Antes de atendernos, nos pidieron los documentos. Imagino que tienen que verificar si la empresa para la que trabajas está con los pagos al día. ¿Qué pasa si no? ¿No te atienden? No creo que puedan ser tan crueles.
A las 18.00 me indicaron que debía ir a Rayos X. Subimos a pie las gradas hasta allí. Tuve que mover mi brazo en distintas posiciones para que sacaran las imágenes que necesitaban para mi caso. Le va a doler, me dijo el doctor, pero tiene que verse bien el daño. Cada movimiento era como revivir el instante de la fractura. Horrible. Tuve que poner la palma extendida hacia abajo y de manera lateral. Dos radiografías. No sé qué tenía el equipo, pero no estaba funcionando bien. Repetí todo de nuevo. Todavía me acuerdo del comentario del doctor: ¡Uf, otra vez! Salió a traer algo así como una batería nueva. Esperamos un momento a que cargara. Es muy lamentable que no tengamos buenas máquinas o que estén envejecidas.

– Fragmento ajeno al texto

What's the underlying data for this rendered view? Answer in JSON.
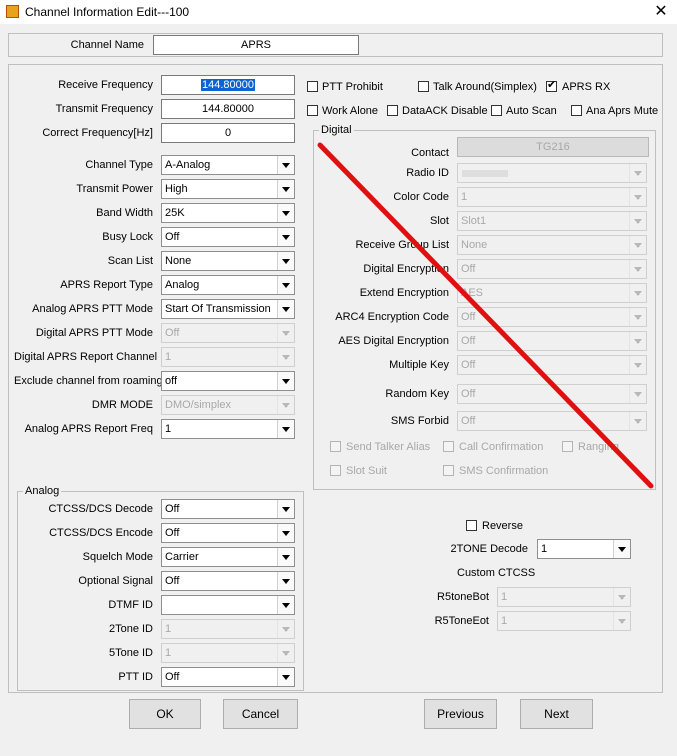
{
  "window": {
    "title": "Channel Information Edit---100"
  },
  "channel_name": {
    "label": "Channel Name",
    "value": "APRS"
  },
  "freq": [
    {
      "label": "Receive Frequency",
      "value": "144.80000"
    },
    {
      "label": "Transmit Frequency",
      "value": "144.80000"
    },
    {
      "label": "Correct Frequency[Hz]",
      "value": "0"
    }
  ],
  "checks": [
    {
      "label": "PTT Prohibit",
      "checked": false
    },
    {
      "label": "Talk Around(Simplex)",
      "checked": false
    },
    {
      "label": "APRS RX",
      "checked": true
    },
    {
      "label": "Work Alone",
      "checked": false
    },
    {
      "label": "DataACK Disable",
      "checked": false
    },
    {
      "label": "Auto Scan",
      "checked": false
    },
    {
      "label": "Ana Aprs Mute",
      "checked": false
    }
  ],
  "settings": [
    {
      "label": "Channel Type",
      "value": "A-Analog",
      "disabled": false
    },
    {
      "label": "Transmit Power",
      "value": "High",
      "disabled": false
    },
    {
      "label": "Band Width",
      "value": "25K",
      "disabled": false
    },
    {
      "label": "Busy Lock",
      "value": "Off",
      "disabled": false
    },
    {
      "label": "Scan List",
      "value": "None",
      "disabled": false
    },
    {
      "label": "APRS Report Type",
      "value": "Analog",
      "disabled": false
    },
    {
      "label": "Analog APRS PTT Mode",
      "value": "Start Of Transmission",
      "disabled": false
    },
    {
      "label": "Digital APRS PTT Mode",
      "value": "Off",
      "disabled": true
    },
    {
      "label": "Digital APRS Report Channel",
      "value": "1",
      "disabled": true
    },
    {
      "label": "Exclude channel from roaming",
      "value": "off",
      "disabled": false
    },
    {
      "label": "DMR MODE",
      "value": "DMO/simplex",
      "disabled": true
    },
    {
      "label": "Analog APRS Report Freq",
      "value": "1",
      "disabled": false
    }
  ],
  "digital": {
    "title": "Digital",
    "contact": {
      "label": "Contact",
      "value": "TG216"
    },
    "fields": [
      {
        "label": "Radio ID",
        "value": ""
      },
      {
        "label": "Color Code",
        "value": "1"
      },
      {
        "label": "Slot",
        "value": "Slot1"
      },
      {
        "label": "Receive Group List",
        "value": "None"
      },
      {
        "label": "Digital Encryption",
        "value": "Off"
      },
      {
        "label": "Extend Encryption",
        "value": "AES"
      },
      {
        "label": "ARC4 Encryption Code",
        "value": "Off"
      },
      {
        "label": "AES Digital Encryption",
        "value": "Off"
      },
      {
        "label": "Multiple Key",
        "value": "Off"
      },
      {
        "label": "Random Key",
        "value": "Off"
      },
      {
        "label": "SMS Forbid",
        "value": "Off"
      }
    ],
    "checks": [
      {
        "label": "Send Talker Alias"
      },
      {
        "label": "Call Confirmation"
      },
      {
        "label": "Ranging"
      },
      {
        "label": "Slot Suit"
      },
      {
        "label": "SMS Confirmation"
      }
    ]
  },
  "analog": {
    "title": "Analog",
    "fields": [
      {
        "label": "CTCSS/DCS Decode",
        "value": "Off",
        "disabled": false
      },
      {
        "label": "CTCSS/DCS Encode",
        "value": "Off",
        "disabled": false
      },
      {
        "label": "Squelch Mode",
        "value": "Carrier",
        "disabled": false
      },
      {
        "label": "Optional Signal",
        "value": "Off",
        "disabled": false
      },
      {
        "label": "DTMF ID",
        "value": "",
        "disabled": false
      },
      {
        "label": "2Tone ID",
        "value": "1",
        "disabled": true
      },
      {
        "label": "5Tone ID",
        "value": "1",
        "disabled": true
      },
      {
        "label": "PTT ID",
        "value": "Off",
        "disabled": false
      }
    ],
    "reverse": {
      "label": "Reverse",
      "checked": false
    },
    "twotone_decode": {
      "label": "2TONE Decode",
      "value": "1"
    },
    "custom_ctcss": {
      "label": "Custom CTCSS"
    },
    "r5tone_bot": {
      "label": "R5toneBot",
      "value": "1"
    },
    "r5tone_eot": {
      "label": "R5ToneEot",
      "value": "1"
    }
  },
  "buttons": {
    "ok": "OK",
    "cancel": "Cancel",
    "previous": "Previous",
    "next": "Next"
  },
  "annotation": {
    "color": "#e01010"
  }
}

Después volví a bajar las gradas y a sentarme en ese pasillo que es el recibidor para acceder a las camillas de Emergencias. Un residente vio la radiografía y me dijo que tenía que internarme. Me había fracturado dos huesos, el cúbito y el radio izquierdos. Me informó que debía entrar a cirugía y que tenía que esperar, mientras tanto.
A las 19.00 fui a Yesos. Ahí, el especialista me pidió que moviera los brazos. Le va a doler, me dijo, pero debo enyesarle de manera que le duela menos. Va a ver, le voy a enyesar y le va a calmar el dolor, se lo prometo. Tal vez era su manera firme y calmada de hablar lo que me tranquilizó. Seguía hablándome: Me tiene que ayudar, por favor no grite porque me pongo nervioso, si usted me ayuda todo va a estar bien. Yo le hago caso, le dije, si me hablan de buenas y me explican claro que entiendo. Tenía que mover el brazo hacia abajo dejando el codo arriba. Me pidió que me quedara quieta en esa posición. Me dolía bastante todavía. Me puso unas vendas calientes. Ese calor, sumado al efecto del analgésico, me alivió mucho. Luego, armó bien el yeso en mi antebrazo. Le agradecí.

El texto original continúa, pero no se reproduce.